Lyle staggered under the insult as if she had received a blow, and pale and trembling, went into the next room to wait on the guests. She was relieved to see that Rutherford was not there; she felt she could not have faced him while those words of her father's were ringing in her ears. There was only Mr. Houston, who greeted her with his usual gentle courtesy, and Morgan, whom she despised.

Out in the kitchen, however, her cause was being championed by Mrs. Maverick, the fire flashing from her faded eyes, as she talked in a manner very unusual for her.

"You may abuse me as much as you like, Jim Maverick," she was saying, "I've had nothing but abuse from you for the past twenty years, and I don't never expect nothing else, but if you ever lay a hand on that girl, or speak to her like that again, you'll be sorry for it. I can make you smart for it, and you know it, and I'll do it too."

The boys, Joe and Jim, aged respectively twenty and eighteen, stared at their mother in astonishment, but their father, several shades paler, ordered them from the house; then advancing toward his wife, shaking his fist and cursing her, he exclaimed:

"You damned old fool! do you think you can try to scare me? you'll find 'tain't very healthy business for you."

"Kill me, if you want to," she replied doggedly, "but you'll find it won't make you any better off; I've fixed you for that."

"What do you mean?" he asked, now thoroughly frightened.

"Mean!" said his wife, as she saw that she at last had the brute in her power, "it means that you've got to let that girl alone, and behave yourself to me, or you'll wish you had, that's all."

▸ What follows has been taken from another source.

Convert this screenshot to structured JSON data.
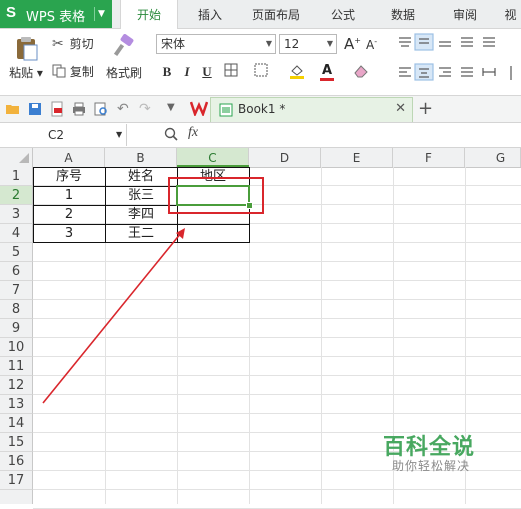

Just then, Minty entered on the scene, her round eyes wide open with astonishment, and Lyle entering an instant later from the breakfast room, Maverick slunk away to his work.

Meanwhile, the other boarders were gathering in the breakfast room, Miss Gladden and Rutherford being the last to enter.

"Whew!" exclaimed the latter, rubbing his hands, "this seems a little wintry, doesn't it? Looks like a storm, too!"